A new set of quality calipers will be accurate to .001 inches or so, and repeat to .0005.
Nice dial calipers can be had for around $100, digital for $250.
Cheapos will be .002 to .004 and way less expensive.
The calipers will be more versatile in terms of what can be measured; OD, ID, depth, step, as well as range 6",8",12".
Micrometers are pretty much ID or OD and have a range of 1".

As with everything, define your needs first.

John Roberts {JR}:
I still have a rusty old vernier caliper that was passed down to me back in the 1960s that can measure mm or inches with good precision...



--- Quote from: Brian Adams on July 13, 2021, 07:40:21 PM ---I usually reach for calipers when I need to measure something, I hardly ever use a micrometer. I usually prefer old school dial calipers, because the batteries never run down. If I were to buy a new digital caliper, I'd buy a Mitutoyo capable of fractions.

--- End quote ---

+1 for old school dial calipers.  I have two of them and a selection of micrometers.  95% of the time the dial calipers are what I grab out of the Gerstner chest.

Digital are fine if that's your preference.  But, with any precision measuring device the accuracy depends upon the hands taking the measurement.  Taking accurate consistent measurements are something that takes practice and time to get a feel for it.

Bob Stone:
Mitutoyo Digimatic Caliper and be done with it...yes they're $150 or so, but they're a lifetime tool.

Also, what exactly are you trying to measure? And for what purpose?

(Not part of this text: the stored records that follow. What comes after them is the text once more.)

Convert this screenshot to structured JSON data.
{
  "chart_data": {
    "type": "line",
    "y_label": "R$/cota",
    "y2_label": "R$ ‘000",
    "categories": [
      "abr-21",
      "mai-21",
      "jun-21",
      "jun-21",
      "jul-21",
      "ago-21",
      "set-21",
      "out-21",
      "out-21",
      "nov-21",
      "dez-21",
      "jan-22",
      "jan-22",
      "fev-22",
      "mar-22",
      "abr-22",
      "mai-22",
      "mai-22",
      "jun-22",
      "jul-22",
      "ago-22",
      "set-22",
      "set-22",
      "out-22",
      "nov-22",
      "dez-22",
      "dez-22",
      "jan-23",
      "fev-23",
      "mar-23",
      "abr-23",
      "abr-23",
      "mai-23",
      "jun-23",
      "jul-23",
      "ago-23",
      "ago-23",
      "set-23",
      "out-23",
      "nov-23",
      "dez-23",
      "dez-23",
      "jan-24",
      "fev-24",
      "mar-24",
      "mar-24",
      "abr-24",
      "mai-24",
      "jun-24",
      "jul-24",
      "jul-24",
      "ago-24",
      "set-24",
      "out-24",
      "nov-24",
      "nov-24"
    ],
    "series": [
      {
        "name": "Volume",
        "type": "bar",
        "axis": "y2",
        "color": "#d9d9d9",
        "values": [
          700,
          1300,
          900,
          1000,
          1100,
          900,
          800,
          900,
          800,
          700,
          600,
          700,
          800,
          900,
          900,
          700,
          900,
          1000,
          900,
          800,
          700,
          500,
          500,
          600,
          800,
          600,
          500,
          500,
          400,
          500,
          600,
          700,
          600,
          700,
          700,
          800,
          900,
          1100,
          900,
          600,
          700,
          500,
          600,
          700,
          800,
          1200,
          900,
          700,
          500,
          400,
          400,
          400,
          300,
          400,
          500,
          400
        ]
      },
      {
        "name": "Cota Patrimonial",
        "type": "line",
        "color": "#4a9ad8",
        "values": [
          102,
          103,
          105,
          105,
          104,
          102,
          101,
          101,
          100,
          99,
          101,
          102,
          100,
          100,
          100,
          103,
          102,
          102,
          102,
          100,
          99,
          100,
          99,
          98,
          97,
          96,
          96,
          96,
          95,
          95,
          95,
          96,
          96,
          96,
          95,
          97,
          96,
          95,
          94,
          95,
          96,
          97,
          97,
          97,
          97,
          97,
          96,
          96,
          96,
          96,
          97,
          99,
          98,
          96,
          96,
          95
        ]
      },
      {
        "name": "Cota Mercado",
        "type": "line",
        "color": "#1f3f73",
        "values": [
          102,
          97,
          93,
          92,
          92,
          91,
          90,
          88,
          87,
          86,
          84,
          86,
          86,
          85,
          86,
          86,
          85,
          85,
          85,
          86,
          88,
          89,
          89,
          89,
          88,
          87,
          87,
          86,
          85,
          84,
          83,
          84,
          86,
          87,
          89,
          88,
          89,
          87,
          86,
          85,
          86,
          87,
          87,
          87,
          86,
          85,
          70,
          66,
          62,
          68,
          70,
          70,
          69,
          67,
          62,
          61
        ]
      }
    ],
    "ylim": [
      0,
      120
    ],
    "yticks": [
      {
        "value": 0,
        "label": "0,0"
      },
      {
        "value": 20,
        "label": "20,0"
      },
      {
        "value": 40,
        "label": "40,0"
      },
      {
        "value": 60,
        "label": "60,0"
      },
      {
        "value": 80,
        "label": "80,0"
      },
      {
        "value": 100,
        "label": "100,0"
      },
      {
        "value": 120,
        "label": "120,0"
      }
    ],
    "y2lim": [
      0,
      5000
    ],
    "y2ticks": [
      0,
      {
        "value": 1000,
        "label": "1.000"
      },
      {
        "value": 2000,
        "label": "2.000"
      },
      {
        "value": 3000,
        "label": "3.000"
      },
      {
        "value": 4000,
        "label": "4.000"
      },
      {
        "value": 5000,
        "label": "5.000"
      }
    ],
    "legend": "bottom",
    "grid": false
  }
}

That will drive the best choice. Calipers and Micrometers are one way but dial and test indicators with gauge blocks and surface plates are another. There's a lot of tools out there for very precise measurements.

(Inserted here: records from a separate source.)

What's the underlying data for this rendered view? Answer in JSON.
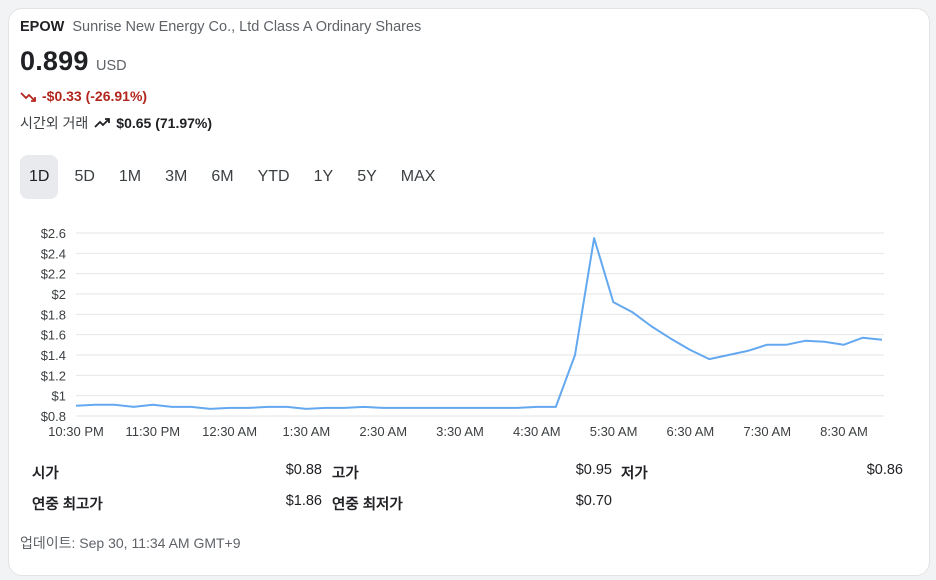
{
  "header": {
    "ticker": "EPOW",
    "company": "Sunrise New Energy Co., Ltd Class A Ordinary Shares"
  },
  "quote": {
    "price": "0.899",
    "currency": "USD",
    "change": "-$0.33 (-26.91%)",
    "after_hours_label": "시간외 거래",
    "after_hours_change": "$0.65 (71.97%)"
  },
  "colors": {
    "down": "#b3261e",
    "line": "#64a8f0",
    "grid": "#e6e6e6"
  },
  "icons": {
    "down": "trending-down-icon",
    "up": "trending-up-icon"
  },
  "ranges": [
    "1D",
    "5D",
    "1M",
    "3M",
    "6M",
    "YTD",
    "1Y",
    "5Y",
    "MAX"
  ],
  "active_range": "1D",
  "chart_data": {
    "type": "line",
    "title": "",
    "xlabel": "",
    "ylabel": "",
    "ylim": [
      0.8,
      2.6
    ],
    "y_ticks": [
      "$2.6",
      "$2.4",
      "$2.2",
      "$2",
      "$1.8",
      "$1.6",
      "$1.4",
      "$1.2",
      "$1",
      "$0.8"
    ],
    "x_ticks": [
      "10:30 PM",
      "11:30 PM",
      "12:30 AM",
      "1:30 AM",
      "2:30 AM",
      "3:30 AM",
      "4:30 AM",
      "5:30 AM",
      "6:30 AM",
      "7:30 AM",
      "8:30 AM"
    ],
    "grid": true,
    "series": [
      {
        "values": [
          0.9,
          0.91,
          0.91,
          0.89,
          0.91,
          0.89,
          0.89,
          0.87,
          0.88,
          0.88,
          0.89,
          0.89,
          0.87,
          0.88,
          0.88,
          0.89,
          0.88,
          0.88,
          0.88,
          0.88,
          0.88,
          0.88,
          0.88,
          0.88,
          0.89,
          0.89,
          1.4,
          2.55,
          1.92,
          1.82,
          1.68,
          1.56,
          1.45,
          1.36,
          1.4,
          1.44,
          1.5,
          1.5,
          1.54,
          1.53,
          1.5,
          1.57,
          1.55
        ]
      }
    ]
  },
  "stats": {
    "open_label": "시가",
    "open_value": "$0.88",
    "high_label": "고가",
    "high_value": "$0.95",
    "low_label": "저가",
    "low_value": "$0.86",
    "year_high_label": "연중 최고가",
    "year_high_value": "$1.86",
    "year_low_label": "연중 최저가",
    "year_low_value": "$0.70"
  },
  "updated": "업데이트: Sep 30, 11:34 AM GMT+9"
}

Also also, just to be clear, the accuracy and range is dependent on the exact model you buy, read the specs....some calipers can do half a thou, some can only do 10 thou (btw Mac Kerr, 10 thousandths is 0.010" not 0.0001"), same goes for micrometers. Typically you'll hear "thousandths" or "thou" from machinists which is 0.001" and "tenths" which are 1/10th of a thousandth or 0.0001".

Ron Bolte:

--- Quote from: Bob Stone on July 14, 2021, 01:26:37 AM ---Mitutoyo Digimatic Caliper and be done with it...yes they're $150 or so, but they're a lifetime tool.

--- End quote ---

I agree.  They really are the best, and relatively cheap for what you get.
Just be careful if you go shopping for one, they might be the most counterfeited product on the internet, next to SM58s.
Any "deal" you see on eBay or Amazon is usually a cheap fake, or someone who bought a fake trying to unload it as used.
If you want a real one, go to McMaster or MSC or other reputable machinist supply.  If you don't care, then at least just get the Harbor Freight version and save your money.